Quarante ans plus tard, ce sont 8,8 millions de Français qui vivent sous le seuil de pauvreté – avec 1 026 euros par mois en 2016. Selon une étude du ministère de la Santé réalisée la même année, 4,15 millions de personnes touchaient des minima sociaux comme le RSA, le minimum vieillesse, l’allocation aux adultes handicapés…

Avec un record de 5,66 millions de chômeurs, c’est donc plus de 10 millions de personnes qui vivent dans la précarité. La situation est alarmante, la nation pessimiste, l’ambiance morose, l’atmosphère anxiogène. Un constat désolant que chacun d’entre nous fait tous les jours. Une déprime française confirmée par le sondage Odoxa pour RTL du 27 septembre dernier où 86% des Français estimaient avoir perdu du pouvoir d'achat dans les douze derniers mois, et 82% prévoyaient en perdre dans l'année qui vient.
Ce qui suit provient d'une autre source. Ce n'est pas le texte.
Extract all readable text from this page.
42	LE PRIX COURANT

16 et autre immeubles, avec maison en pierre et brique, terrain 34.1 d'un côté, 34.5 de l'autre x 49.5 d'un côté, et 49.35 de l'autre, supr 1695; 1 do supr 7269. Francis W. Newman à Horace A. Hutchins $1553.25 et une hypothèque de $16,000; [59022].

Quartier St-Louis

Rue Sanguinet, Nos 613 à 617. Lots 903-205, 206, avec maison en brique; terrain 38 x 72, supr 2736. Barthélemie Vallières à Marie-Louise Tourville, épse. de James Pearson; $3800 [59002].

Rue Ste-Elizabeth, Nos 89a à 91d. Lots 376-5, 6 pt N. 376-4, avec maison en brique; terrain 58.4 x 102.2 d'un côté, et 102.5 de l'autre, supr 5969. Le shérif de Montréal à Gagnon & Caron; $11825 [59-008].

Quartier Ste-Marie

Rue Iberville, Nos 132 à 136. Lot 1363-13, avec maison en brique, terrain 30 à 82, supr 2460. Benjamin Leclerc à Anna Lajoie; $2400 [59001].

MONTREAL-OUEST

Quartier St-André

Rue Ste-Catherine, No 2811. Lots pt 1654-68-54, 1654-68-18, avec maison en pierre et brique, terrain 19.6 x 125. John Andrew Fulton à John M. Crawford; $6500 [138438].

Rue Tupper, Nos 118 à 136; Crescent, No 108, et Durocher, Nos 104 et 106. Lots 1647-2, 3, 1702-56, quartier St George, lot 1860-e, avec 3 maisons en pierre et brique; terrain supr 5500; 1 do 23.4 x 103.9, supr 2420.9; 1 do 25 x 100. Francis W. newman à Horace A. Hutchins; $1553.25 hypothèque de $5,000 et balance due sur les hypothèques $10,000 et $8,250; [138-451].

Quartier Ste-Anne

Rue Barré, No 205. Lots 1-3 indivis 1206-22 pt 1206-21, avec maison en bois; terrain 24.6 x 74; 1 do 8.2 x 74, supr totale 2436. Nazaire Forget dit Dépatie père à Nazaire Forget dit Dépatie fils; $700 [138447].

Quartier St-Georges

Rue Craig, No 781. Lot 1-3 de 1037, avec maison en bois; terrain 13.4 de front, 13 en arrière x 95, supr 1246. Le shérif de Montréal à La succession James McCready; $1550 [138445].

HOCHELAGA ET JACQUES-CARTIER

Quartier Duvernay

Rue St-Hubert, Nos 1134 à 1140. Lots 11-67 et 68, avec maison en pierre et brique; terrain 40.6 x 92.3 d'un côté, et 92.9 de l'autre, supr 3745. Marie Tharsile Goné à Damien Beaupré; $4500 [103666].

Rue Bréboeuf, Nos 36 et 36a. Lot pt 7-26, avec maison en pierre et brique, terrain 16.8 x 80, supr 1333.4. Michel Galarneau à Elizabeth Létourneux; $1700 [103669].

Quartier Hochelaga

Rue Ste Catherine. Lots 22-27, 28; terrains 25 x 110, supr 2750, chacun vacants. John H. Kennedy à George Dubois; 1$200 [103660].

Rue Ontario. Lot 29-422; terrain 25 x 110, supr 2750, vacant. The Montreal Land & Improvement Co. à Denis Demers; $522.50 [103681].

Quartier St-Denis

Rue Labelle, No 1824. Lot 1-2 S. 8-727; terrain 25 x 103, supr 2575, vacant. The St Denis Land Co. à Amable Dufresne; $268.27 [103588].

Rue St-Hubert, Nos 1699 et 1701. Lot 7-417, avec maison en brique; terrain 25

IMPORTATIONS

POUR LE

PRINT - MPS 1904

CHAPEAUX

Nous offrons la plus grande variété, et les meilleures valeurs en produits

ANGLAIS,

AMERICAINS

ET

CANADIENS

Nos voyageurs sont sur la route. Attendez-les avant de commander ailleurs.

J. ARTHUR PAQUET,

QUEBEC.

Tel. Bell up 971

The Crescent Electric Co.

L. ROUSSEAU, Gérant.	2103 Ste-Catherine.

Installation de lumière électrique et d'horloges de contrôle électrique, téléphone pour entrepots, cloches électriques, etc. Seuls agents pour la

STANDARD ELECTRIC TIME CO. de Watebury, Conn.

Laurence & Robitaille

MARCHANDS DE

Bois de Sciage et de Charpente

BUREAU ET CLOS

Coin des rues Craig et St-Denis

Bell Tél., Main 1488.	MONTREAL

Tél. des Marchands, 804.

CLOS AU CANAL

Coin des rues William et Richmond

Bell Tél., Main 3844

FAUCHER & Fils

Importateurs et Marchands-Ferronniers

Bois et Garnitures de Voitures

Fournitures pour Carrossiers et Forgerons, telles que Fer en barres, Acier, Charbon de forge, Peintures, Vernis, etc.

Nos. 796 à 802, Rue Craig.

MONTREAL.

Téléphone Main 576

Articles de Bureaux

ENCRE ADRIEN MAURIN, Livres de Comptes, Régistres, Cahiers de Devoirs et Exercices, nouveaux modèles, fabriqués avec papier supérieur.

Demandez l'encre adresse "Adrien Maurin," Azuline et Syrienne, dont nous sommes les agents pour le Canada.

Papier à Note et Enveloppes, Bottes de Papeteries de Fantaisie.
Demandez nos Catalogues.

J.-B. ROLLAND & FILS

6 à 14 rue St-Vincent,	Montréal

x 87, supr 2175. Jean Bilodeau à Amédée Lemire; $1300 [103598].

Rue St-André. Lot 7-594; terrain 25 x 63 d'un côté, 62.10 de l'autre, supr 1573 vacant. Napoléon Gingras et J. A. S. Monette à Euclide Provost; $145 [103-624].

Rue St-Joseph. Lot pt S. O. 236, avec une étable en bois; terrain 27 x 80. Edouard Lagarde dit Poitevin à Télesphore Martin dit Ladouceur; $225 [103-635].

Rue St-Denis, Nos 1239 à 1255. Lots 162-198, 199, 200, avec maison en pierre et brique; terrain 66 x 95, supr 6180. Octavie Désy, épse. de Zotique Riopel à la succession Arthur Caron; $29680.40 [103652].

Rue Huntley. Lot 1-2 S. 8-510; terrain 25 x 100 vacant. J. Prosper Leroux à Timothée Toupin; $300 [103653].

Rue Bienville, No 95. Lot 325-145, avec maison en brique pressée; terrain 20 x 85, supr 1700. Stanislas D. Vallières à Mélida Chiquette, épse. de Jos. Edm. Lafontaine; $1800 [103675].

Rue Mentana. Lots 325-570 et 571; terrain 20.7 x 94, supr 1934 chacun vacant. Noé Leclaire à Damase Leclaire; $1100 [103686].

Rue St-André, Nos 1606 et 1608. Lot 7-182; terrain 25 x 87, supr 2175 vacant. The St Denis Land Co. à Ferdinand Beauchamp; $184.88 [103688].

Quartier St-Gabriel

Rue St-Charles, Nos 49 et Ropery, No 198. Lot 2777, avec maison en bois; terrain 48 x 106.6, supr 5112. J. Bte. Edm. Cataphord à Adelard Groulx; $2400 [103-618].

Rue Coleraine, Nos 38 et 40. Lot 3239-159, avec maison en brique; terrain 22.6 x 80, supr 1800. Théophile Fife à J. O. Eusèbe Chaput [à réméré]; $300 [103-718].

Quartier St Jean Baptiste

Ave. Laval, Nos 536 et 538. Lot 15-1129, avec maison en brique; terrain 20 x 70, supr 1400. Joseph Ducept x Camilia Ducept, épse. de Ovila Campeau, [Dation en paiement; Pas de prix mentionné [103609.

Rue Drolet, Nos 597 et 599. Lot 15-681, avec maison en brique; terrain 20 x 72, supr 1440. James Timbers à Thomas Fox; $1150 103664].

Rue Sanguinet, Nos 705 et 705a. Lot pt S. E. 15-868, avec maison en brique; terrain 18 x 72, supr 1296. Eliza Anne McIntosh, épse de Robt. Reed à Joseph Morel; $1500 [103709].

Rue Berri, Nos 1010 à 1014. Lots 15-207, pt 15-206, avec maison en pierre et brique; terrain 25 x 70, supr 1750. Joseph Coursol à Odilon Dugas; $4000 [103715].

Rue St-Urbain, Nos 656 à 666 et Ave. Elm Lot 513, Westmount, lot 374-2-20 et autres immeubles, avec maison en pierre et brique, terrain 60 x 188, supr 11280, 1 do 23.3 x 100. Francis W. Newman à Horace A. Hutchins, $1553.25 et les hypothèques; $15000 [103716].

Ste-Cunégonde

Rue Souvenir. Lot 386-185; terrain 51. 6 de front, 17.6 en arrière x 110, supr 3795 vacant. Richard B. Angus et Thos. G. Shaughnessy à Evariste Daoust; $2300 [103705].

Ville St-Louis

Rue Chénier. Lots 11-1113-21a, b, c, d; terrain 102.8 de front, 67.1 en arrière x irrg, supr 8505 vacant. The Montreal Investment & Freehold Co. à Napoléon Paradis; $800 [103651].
A juste titre, avec la hausse de la CSG, et celle du prix des carburants – un plein coûte en moyenne 100 euros !

Si par le passé, nos politiques en place savaient que la mondialisation avait un coût, celui de sacrifier la classe ouvrière, il s’avère que l’idéologie libérale et sans doute l’opportunisme électoraliste de nos gouvernants ont appauvri d’autres catégories socio-professionnelles comme les agriculteurs, artisans, commerçants et chefs d'entreprise également touchés par la pauvreté à 23%, toujours selon l’INSEE.

Une personne sur cinq déclare ne pas être en mesure de s’alimenter sainement.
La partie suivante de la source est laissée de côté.